Transların, ülkenin girdiği her çıkmazda kolluğun ve çetelerin ilk hedefi haline geldiğini belirten Kılıçkaya “Biz, memleketin zor süreçlerden geçtiği zamanlarda en çok biz transların hedef alındığını bunca yıllık yaşanmışlıklarımızdan biliyoruz. Sadece ülkenin zor zamanlarında değil keyfi olarak canları her istediğinde kolluk güçleri seks işçisi trans kadınlara saldırıyor” dedi.
Transların adalet, sağlık, eğitim, çalışma, barınma gibi hiçbir haktan yararlanamadığını ve hatta yaşam haklarının da gasp edildiğini hatırlatan Kılıçkaya “Biz Kolej’de, Hoşdere’de, Etlik’te Esat’ta seks işçiliği yapan trans kadınlar olarak bir kez daha sesleniyoruz: Seks işçiliği yapıyoruz, sokaklara çıkıyoruz, Çalışma hakkımızı sonuna kadar kullanıyoruz. Yaşamımızı sürdürmek için yaptığımız seks işçiliğini engellemek yerine seks işçiliğini tanımalı ve koruyucu yasalar çıkarmalısınız.
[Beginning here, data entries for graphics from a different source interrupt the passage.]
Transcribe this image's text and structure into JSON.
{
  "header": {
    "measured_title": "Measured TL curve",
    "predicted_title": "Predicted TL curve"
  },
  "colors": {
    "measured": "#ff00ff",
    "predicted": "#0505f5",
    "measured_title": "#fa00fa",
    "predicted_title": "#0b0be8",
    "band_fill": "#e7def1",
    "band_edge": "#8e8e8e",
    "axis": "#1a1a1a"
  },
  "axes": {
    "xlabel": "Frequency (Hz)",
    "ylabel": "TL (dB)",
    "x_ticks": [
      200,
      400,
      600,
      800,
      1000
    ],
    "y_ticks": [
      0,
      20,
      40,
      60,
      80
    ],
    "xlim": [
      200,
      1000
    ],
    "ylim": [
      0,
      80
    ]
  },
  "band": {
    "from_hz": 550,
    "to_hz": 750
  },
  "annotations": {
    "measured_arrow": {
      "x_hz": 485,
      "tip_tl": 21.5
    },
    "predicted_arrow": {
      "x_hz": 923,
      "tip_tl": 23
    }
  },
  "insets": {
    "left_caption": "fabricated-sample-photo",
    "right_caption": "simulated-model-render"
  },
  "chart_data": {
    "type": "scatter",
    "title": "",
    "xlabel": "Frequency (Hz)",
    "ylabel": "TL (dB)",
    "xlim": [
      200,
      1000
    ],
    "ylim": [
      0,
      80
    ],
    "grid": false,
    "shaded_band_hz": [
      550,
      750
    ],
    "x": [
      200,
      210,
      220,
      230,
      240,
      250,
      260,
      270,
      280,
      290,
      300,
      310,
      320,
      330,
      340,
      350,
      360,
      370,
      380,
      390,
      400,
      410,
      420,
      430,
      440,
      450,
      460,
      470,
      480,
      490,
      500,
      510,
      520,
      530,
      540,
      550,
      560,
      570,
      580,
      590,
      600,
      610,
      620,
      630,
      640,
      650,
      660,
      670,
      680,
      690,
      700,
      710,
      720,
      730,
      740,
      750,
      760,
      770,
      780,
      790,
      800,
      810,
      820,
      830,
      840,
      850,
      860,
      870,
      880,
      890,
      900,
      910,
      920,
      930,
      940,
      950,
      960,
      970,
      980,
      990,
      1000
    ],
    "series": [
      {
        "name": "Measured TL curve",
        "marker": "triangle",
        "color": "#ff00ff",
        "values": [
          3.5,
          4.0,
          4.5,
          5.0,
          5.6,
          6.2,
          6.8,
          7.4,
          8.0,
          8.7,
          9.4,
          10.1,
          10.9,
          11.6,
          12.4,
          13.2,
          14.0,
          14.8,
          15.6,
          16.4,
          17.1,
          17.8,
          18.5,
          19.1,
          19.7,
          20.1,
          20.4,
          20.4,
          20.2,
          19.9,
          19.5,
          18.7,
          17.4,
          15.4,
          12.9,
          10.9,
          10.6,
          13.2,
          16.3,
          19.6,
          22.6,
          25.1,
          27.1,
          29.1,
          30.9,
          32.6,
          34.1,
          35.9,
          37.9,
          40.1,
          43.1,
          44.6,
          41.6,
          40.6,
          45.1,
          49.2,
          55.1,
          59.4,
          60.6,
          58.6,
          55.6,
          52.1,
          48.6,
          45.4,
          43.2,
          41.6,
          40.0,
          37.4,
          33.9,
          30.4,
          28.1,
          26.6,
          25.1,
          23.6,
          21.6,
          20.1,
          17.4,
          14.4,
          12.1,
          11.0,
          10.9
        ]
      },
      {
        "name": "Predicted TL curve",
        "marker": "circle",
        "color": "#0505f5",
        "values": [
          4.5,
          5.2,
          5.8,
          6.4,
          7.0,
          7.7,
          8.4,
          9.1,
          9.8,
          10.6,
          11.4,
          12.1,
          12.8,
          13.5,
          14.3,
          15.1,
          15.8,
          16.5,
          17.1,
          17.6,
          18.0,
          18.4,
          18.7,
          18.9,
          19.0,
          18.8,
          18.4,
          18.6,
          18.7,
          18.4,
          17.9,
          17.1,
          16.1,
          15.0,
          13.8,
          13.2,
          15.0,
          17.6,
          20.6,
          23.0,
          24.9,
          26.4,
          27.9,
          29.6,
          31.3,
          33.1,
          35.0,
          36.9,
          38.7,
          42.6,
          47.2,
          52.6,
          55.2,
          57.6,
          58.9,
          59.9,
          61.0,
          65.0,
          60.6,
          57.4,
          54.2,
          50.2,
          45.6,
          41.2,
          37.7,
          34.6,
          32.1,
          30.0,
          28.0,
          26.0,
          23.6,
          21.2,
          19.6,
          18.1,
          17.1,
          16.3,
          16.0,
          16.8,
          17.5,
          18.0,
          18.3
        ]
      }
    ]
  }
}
Yine belirtiyoruz, bizlerin çalışma hakkını güvence altına almak ve seks işçiliği dışında işlerde de çalışabilmemizi sağlamak için gerekli yasaları çıkarmak zorundasınız!” dedi.
Transların her alanında olduklarını ve olmaya devam edeceklerini belirten Kılıçkaya son olarak “Sokaklarda, caddelerde, meydanlarda, kamuya açık her alanda görünürlüğümüzle biz de varız. Yaşamı terk etmiyoruz. OHAL’iniz ve ‘toplumsal hassasiyetleriniz’ sizin olsun! Biz herhalde yaşam mücadelemizi sürdüreceğimizi tüm kamuoyuna bir kez daha bildiriyoruz” dedi.
Ne olmuştu?
Ankara’da translara yönelik polis ablukası ve şiddeti geçtiğimiz Şubat ayında şiddetlenmeye başlamıştı. Etlik-İskitler bölgesinde çalışan seks işçisi translara saldıran polisler bahane olarak Ankara’daki bir patlamada kullanılan bomba yüklü bir aracın eylemden önce bu bölgede saklandığını iddia etmişti.
Etlik-İskitler bölgesinde bulunan translar 28 Şubat gecesi polisler tarafından darp edilip gözaltına alınmaya çalışılmıştı. Ertesi gün de devam eden saldırılar önce Çok Katlı Otopark ardından ise Kolej ve Esat bölgelerine yayılmıştı.
Polis saldırılarında her defasında yeni bir bahane üretmiş ve saldırıların şiddetini arttırmıştı. Artan polis saldırılarının ardından ise transfobik saldırılar artmış ve çeteleşme girişimleri olmuştu.
Pembe Hayat, bu saldırılar ile 6 defa Ankara Valiliği ile görüşmek istemiş ancak talebi reddedilmişti. Daha sonra ise Ankara Barosu, Valilikten Gelincik Merkezi ve Pembe Hayat vekili Av. Rıza Yalçın Koçak ile birlikte görüşme talep etmişti. Ancak bu talebe de 6 aydır hiçbir şekilde cevap verilmedi.